Corren rumores de que ha empezado un período de provocaciones en amplia escala. Los delegados del frente consideran que tanto la ofensiva como la retirada, en una palabra, todo lo ocurrido en el frente, estaba preparado para desacreditar la revolución y derribar a los Soviets. No sé si estos rumores son ciertos o no, pero es de notar que el 2 de julio salieran del gobierno los demócratas constitucionalistas, que el 3 comenzaran los acontecimientos de julio y que el 4 se recibieran las noticias sobre la ruptura del frente. ¡Asombrosa coincidencia! No se puede decir que los demócratas constitucionalistas dimitieran a causa de la decisión sobre el problema de Ucrania, ya que ellos no se oponían a la solución de este problema. Existe un segundo hecho, que confirma el supuesto de que ha comenzado verdaderamente un período de provocaciones: me refiero al tiroteo de Ucrania. Ante tales hechos, para los camaradas debe estar claro que la ruptura del frente figuraba en el plan de la contrarrevolución como uno de los factores que debían desprestigiar la idea de la revolución ante las amplias masas pequeñoburguesas. Existe un tercer factor que ha robustecido las fuerzas de la contrarrevolución en Rusia: el capital aliado. Si el capital aliado, viendo que el zarismo iba a la paz por separado, traicionó al gobierno de Nicolás, nadie le impide romper con el gobierno actual, si resulta incapaz de mantener el frente “único”.

Miliukov ha dicho en una reunión que Rusia es considerada en el mercado internacional como proveedora de hombres, a cambio de los cuales recibe dinero, y que si se pusiera en claro que el nuevo Poder, personificado por el Gobierno Provisional, es incapaz de mantener el frente único de la ofensiva contra Alemania, no valdría la pena subsidiar a tal gobierno. Y sin dinero, sin créditos, el gobierno fracasaría. En esto reside el secreto de que en el período de la crisis los demócratas constitucionalistas alcanzaran una gran fuerza. Por su parte, Kerenski y todos los ministros eran muñecos en manos de los demócratas constitucionalistas. La fuerza de los demócratas constitucionalistas consistía en que los respaldaba el capital aliado. Ante Rusia había dos caminos: o cesar la guerra, romper todos los vínculos financieros con el imperialismo, continuar el avance de la revolución, resquebrajar las bases del mundo burgués y comenzar la era de la revolución obrera; o seguir el otro derrotero, el derrotero de la continuación de la guerra, de la continuación de la ofensiva en el frente, de la subordinación a todas las órdenes del capital aliado y de los demócratas constitucionalistas, en cuyo caso se dependerá por entero del capital aliado (en el Palacio de Táuride corrían rumores insistentes de que Norteamérica proporcionaría ocho mil millones de rublos, los recursos para “restablecer” la economía) y triunfará la contrarrevolución. Una tercera opción no existe.

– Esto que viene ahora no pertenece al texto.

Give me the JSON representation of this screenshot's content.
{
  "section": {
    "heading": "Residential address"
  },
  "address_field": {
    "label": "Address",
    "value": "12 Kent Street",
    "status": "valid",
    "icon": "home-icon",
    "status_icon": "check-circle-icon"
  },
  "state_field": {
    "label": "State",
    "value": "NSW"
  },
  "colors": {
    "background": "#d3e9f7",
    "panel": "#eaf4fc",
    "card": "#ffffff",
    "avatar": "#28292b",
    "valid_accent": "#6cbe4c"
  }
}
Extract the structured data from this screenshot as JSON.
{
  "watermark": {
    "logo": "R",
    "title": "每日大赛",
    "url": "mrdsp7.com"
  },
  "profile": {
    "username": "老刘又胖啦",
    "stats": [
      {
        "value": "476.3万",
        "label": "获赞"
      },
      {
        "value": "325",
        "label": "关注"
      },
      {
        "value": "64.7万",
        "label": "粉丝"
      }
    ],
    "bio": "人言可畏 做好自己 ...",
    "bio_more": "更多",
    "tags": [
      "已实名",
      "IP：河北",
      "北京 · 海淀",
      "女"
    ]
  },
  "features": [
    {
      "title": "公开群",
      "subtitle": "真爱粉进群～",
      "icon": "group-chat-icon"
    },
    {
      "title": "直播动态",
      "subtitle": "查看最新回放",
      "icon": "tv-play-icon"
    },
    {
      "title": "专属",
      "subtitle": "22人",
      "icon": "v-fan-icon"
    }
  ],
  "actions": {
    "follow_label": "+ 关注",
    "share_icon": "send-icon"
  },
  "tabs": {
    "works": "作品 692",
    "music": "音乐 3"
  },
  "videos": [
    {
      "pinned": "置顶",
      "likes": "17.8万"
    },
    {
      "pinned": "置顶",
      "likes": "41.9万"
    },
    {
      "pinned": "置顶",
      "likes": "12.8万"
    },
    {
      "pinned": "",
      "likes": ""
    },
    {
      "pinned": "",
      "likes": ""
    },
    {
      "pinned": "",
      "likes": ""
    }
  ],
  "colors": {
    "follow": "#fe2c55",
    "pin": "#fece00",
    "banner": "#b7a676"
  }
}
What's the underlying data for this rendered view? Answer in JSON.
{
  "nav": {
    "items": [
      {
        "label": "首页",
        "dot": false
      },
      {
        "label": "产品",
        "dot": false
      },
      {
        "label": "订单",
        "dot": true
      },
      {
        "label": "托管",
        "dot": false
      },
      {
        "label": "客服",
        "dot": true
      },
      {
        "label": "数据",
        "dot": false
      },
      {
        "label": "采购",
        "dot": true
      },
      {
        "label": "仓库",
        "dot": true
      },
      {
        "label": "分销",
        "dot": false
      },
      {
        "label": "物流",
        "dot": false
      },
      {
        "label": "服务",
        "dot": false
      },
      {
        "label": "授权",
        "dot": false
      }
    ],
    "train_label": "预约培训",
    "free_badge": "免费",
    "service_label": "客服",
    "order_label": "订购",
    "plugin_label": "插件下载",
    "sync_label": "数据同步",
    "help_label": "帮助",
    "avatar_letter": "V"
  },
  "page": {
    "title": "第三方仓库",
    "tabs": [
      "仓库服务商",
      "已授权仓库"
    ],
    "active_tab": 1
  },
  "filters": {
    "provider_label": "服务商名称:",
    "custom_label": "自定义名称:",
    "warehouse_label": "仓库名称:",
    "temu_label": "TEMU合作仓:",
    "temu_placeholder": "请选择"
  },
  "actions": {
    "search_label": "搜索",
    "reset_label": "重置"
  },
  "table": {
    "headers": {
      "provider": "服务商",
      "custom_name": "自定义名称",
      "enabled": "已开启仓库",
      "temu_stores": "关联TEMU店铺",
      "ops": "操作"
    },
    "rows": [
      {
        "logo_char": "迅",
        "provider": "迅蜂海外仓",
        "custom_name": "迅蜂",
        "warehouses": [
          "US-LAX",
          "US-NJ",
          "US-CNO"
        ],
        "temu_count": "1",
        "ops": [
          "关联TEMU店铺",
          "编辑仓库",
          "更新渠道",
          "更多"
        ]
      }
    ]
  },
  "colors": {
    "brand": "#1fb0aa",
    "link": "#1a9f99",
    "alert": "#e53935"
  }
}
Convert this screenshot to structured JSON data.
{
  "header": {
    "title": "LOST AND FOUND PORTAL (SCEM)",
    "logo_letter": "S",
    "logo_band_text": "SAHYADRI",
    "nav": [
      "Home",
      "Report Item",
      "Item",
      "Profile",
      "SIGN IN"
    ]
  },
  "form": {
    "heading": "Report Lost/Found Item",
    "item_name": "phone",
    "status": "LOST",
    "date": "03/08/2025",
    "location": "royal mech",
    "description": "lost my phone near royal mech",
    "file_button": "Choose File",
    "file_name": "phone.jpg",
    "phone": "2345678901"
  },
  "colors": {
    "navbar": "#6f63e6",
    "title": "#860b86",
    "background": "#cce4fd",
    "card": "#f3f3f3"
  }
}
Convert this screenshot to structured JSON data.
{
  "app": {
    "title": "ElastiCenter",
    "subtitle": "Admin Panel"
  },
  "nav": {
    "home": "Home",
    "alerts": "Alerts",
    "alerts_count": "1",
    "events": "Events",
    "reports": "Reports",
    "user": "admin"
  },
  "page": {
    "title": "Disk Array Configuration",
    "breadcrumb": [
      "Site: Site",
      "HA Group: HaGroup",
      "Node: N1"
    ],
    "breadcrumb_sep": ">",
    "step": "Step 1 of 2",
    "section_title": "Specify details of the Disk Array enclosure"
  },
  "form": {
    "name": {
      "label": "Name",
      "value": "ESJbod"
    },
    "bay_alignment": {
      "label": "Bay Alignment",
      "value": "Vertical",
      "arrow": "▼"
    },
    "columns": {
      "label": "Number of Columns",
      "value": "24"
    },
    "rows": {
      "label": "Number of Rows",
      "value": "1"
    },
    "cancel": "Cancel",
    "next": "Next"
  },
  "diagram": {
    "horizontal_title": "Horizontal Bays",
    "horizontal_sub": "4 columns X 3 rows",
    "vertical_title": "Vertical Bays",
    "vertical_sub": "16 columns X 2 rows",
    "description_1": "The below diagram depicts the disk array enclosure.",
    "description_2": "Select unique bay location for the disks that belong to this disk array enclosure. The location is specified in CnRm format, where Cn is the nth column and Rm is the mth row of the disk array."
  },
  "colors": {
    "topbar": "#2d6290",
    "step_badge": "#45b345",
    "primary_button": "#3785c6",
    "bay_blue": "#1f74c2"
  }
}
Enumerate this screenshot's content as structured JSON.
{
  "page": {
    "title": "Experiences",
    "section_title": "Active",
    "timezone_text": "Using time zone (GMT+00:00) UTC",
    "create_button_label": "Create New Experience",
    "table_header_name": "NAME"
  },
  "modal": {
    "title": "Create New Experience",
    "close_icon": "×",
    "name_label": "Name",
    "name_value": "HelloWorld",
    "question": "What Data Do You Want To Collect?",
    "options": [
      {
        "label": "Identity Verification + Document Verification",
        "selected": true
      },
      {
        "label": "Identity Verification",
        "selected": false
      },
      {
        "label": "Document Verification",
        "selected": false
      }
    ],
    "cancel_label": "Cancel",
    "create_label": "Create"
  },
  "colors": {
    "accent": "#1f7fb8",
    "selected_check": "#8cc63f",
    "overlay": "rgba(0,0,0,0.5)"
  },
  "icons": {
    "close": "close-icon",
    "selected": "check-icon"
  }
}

El intento de los eseristas y de los mencheviques de presentar las acciones del 3 y el 4 de julio como una rebelión armada, es sencillamente risible. El 3 de julio propusimos la unidad del frente revolucionario para combatir a la contrarrevolución. Nuestra consigna “¡Todo el Poder a los Soviets!” significa, precisamente, crear un frente único revolucionario. Pero los mencheviques y los eseristas, temerosos de apartarse de la burguesía, nos han vuelto la espalda, lo que ha escindido el frente revolucionario en beneficio de los contrarrevolucionarios. Si hay que hablar de los culpables de la victoria de la contrarrevolución, los culpables son los eseristas y los mencheviques. Nuestra desgracia consiste en que Rusia es un país pequeñoburgués, que por el momento sigue a los eseristas y mencheviques, comprometidos con los demócratas constitucionalistas. Y la revolución cojeará y tropezará hasta que las masas no se decepcionen de la idea de los compromisos con la burguesía. Tenemos ahora ante nosotros el panorama de la dictadura de la burguesía imperialista y del generalato contrarrevolucionario. El gobierno, que en apariencia lucha contra esa dictadura, cumple de hecho su voluntad, siendo únicamente la pantalla que la cubre ante la cólera popular. Los Soviets, debilitados y deshonrados por su política de incesantes concesiones, completan sólo el panorama; y si no los disuelven es porque los “necesitad” como “imprescindible” y muy “cómoda” cobertura.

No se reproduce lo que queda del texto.